Career highlights and awards
- 2× NPB All-Star (2011–2012); 2× Best Nine Award (2011–2012); 2× Mitsui Golden Glove Award (2011–2012); Central League batting champion (2011); 2010 Central League Rookie of the Year;

= Hisayoshi Chōno =

Japanese baseball player (born 1984)

Hisayoshi Chōno (長野 久義, Chōno Hisayoshi ) is a Japanese former professional baseball outfielder. He played in Nippon Professional Baseball (NPB) for the Yomiuri Giants and Hiroshima Toyo Carp from 2010 to 2025.

==Career==
Chōno was named the 2010 Central League Rookie of the Year.

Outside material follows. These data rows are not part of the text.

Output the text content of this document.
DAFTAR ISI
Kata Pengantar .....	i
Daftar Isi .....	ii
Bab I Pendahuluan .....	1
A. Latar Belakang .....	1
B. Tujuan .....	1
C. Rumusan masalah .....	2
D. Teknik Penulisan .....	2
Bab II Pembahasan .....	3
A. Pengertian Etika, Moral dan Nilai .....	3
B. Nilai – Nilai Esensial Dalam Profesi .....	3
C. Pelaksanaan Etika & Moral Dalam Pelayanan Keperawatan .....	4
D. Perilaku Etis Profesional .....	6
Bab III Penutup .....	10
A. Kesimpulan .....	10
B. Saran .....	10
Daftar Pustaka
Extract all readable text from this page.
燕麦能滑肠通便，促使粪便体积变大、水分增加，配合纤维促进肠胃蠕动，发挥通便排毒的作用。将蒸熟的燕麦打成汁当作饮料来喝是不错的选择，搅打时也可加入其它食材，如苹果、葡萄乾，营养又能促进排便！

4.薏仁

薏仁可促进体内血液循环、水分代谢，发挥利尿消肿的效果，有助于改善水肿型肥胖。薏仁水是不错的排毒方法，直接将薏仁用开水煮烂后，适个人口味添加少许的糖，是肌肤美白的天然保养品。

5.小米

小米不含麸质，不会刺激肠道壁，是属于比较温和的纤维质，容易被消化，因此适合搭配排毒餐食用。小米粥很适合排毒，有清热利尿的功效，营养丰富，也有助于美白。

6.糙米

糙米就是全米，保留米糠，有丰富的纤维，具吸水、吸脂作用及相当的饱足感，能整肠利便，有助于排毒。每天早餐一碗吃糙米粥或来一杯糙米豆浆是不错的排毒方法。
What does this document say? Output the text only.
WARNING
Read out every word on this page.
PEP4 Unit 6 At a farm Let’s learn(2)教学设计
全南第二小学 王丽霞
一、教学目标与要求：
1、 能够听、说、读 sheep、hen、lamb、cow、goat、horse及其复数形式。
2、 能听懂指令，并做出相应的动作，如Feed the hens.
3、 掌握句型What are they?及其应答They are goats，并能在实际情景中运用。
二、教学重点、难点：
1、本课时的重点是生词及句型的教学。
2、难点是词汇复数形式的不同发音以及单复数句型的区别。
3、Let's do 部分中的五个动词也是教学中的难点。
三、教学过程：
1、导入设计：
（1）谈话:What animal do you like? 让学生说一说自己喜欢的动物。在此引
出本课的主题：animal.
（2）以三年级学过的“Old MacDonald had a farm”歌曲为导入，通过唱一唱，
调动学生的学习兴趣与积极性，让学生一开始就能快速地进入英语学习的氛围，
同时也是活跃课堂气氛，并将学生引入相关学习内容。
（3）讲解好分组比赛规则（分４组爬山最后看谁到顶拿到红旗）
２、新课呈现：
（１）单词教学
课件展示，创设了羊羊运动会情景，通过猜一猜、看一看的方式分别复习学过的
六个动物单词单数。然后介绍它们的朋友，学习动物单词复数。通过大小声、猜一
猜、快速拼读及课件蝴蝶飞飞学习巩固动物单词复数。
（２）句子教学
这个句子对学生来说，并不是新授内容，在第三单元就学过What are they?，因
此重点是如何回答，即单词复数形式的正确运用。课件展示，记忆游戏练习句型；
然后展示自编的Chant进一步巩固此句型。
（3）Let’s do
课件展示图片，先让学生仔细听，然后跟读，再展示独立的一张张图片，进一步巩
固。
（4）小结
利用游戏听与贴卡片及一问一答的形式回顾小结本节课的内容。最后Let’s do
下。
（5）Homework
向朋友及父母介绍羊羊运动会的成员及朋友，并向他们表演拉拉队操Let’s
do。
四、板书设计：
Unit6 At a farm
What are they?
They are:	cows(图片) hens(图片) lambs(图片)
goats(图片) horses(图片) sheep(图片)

In 2009 NPB draft, Yomiuri Giants selected him with the first selection. On November 23, he agreed to terms with the team on a one-year contract.

On December 20, 2018, Chōno was sent to Hiroshima Toyo Carp during a trade for Yoshihiro Maru.

On October 14, 2025, Chōno announced that he would be retiring from professional baseball.

==International career==
He represented Japan national baseball team at the 2006 Asian Games in Doha and 2013 World Baseball Classic. And also, on November 16, 2018, he was selected Yomiuri Giants roster at the 2018 MLB Japan All-Star Series exhibition game against MLB All-Stars.